Public Advocate Betsy Gotbaum expressed
outrage with the City’s Department of Health and Mental
Hygiene (DOHMH) for deliberately excluding AIDS housing advocates
from a meeting on how best to allocate a shrinking amount of funding
for AIDS housing. Gotbaum was joined by AIDS Housing providers
and advocates at a news conference on the steps of City Hall.
“I am outraged
that the Health Department is shutting its doors on those advocates
who best understand HIV/AIDS housing needs,” Gotbaum said.
The advocates were part of a panel
known as Housing Opportunities for People with AIDS (HOPWA) Advisory
Committee (HAC), which was disbanded in June 2004. The HAC, established
in 1992, included some of the City’s most knowledgeable
AIDS housing advocates, housing providers, and homeless persons
living with HIV/AIDS. The HAC served as the primary mechanism
for ensuring community input into the City’s use of federal
funds distributed by the U.S. Department of Housing and Urban
Development.
Since the HAC last met, the City’s
HOPWA funding has been cut by $9.75 million and a City report,
released under pressure from Gotbaum's office, has shown that
the AIDS housing crisis is growing.
“I am deeply troubled that consumers and providers of AIDS
housing and related services are being shut out of discussions
regarding the distribution of very limited HOPWA dollars. Now
more than ever, as the City considers how to deal with this significant
reduction in funds, community input is critical. I believe the
exclusion of former HAC members is a misguided attempt to stifle
criticism and silence the voices of the City’s most knowledgeable
AIDS housing advocates,” Gotbaum said.
"Those of us who have worked
in the HIV/AIDS field for over a decade are deeply troubled by
the City's disbanding of the HIV/AIDS housing planning group,
which was comprised of people living with HIV/AIDS, advocates,
and providers, who worked with two mayoral administrations to
address homelessness among low-income New Yorkers living with
HIV/AIDS. We question the City's actions particularly in light
of NYC's recent loss of 17% of its federal HIV/AIDS housing funds.
Any plan to end chronic homelessness in NYC or implement a comprehensive
HIV prevention strategy must include a solid plan to end HIV/AIDS
homelessness. That may not be accomplished without community input
and buy-in,” said Regina R. Quattrochi, Chief Executive
Officer of Bailey House, a provider of AIDS Housing.
“Good planning includes stakeholders--people
who need AIDS housing, who build AIDS housing, who know the issues
inside and out. Having a meeting with your buddies is old-fashioned
political cronyism.
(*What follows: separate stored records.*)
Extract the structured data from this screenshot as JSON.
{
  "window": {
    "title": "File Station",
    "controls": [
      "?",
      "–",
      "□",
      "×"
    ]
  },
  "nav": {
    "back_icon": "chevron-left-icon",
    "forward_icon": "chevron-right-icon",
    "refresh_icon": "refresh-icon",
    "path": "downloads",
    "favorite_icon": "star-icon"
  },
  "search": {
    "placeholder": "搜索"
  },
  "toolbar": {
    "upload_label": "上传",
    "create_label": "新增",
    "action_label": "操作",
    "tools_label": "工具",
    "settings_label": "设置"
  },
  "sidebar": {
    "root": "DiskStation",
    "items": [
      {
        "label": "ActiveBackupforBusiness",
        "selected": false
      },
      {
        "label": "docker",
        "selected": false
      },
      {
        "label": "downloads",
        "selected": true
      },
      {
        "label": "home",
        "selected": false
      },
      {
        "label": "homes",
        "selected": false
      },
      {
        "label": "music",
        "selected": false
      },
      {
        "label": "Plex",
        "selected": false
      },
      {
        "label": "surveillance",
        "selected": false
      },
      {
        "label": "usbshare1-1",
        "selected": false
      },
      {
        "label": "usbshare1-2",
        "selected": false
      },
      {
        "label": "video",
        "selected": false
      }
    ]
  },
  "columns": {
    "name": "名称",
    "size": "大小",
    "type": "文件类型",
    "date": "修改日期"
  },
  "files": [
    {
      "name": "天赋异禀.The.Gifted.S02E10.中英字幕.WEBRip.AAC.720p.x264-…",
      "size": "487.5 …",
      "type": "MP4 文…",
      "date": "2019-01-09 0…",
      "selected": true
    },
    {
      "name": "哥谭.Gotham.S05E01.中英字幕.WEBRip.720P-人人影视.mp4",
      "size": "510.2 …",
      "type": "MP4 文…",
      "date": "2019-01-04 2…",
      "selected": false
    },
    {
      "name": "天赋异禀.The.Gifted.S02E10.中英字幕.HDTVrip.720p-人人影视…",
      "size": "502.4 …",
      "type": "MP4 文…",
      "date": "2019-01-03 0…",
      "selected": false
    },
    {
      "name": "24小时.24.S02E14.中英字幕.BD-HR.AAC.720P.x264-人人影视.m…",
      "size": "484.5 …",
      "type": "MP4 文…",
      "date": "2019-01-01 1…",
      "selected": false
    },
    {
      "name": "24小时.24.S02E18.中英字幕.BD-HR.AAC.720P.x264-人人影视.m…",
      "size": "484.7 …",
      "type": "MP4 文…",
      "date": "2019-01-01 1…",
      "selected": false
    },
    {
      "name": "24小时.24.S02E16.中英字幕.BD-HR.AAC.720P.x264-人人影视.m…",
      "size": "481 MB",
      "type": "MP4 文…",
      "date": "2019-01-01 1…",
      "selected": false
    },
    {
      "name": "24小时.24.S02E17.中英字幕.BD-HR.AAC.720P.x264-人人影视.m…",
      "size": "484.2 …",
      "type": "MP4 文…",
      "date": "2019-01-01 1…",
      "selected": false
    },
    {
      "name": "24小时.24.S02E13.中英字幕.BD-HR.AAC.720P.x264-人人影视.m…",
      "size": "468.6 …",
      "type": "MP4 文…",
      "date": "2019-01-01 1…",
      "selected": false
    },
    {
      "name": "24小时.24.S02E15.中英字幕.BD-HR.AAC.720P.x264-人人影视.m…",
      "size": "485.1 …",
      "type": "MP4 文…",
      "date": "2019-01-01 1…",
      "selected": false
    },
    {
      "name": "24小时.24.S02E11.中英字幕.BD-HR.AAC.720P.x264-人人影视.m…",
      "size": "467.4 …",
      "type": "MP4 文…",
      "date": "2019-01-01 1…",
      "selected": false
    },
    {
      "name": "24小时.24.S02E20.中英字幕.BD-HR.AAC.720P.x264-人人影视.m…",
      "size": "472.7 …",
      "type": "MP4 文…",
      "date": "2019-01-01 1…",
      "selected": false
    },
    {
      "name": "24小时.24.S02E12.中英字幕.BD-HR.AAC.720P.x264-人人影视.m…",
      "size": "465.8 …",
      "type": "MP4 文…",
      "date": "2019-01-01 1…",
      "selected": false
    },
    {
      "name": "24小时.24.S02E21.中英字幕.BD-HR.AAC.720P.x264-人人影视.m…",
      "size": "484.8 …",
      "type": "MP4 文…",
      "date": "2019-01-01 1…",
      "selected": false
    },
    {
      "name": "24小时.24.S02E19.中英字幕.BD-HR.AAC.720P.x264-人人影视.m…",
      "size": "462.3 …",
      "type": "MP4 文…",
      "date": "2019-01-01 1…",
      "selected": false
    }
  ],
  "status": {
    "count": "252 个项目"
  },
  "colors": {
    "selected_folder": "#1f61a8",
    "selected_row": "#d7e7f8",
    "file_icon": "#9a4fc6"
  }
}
If the City's Department of Health was serious
about trying to end the dual epidemics of AIDS and homelessness,
it would have AIDS housing activists at the table," said
Amos Hough, New York City AIDS Housing Network board member and
a formerly homeless person living with HIV/AIDS.
Gotbaum has repeatedly written to
DOHMH Commissioner Thomas Frieden demanding that the HAC be reconvened.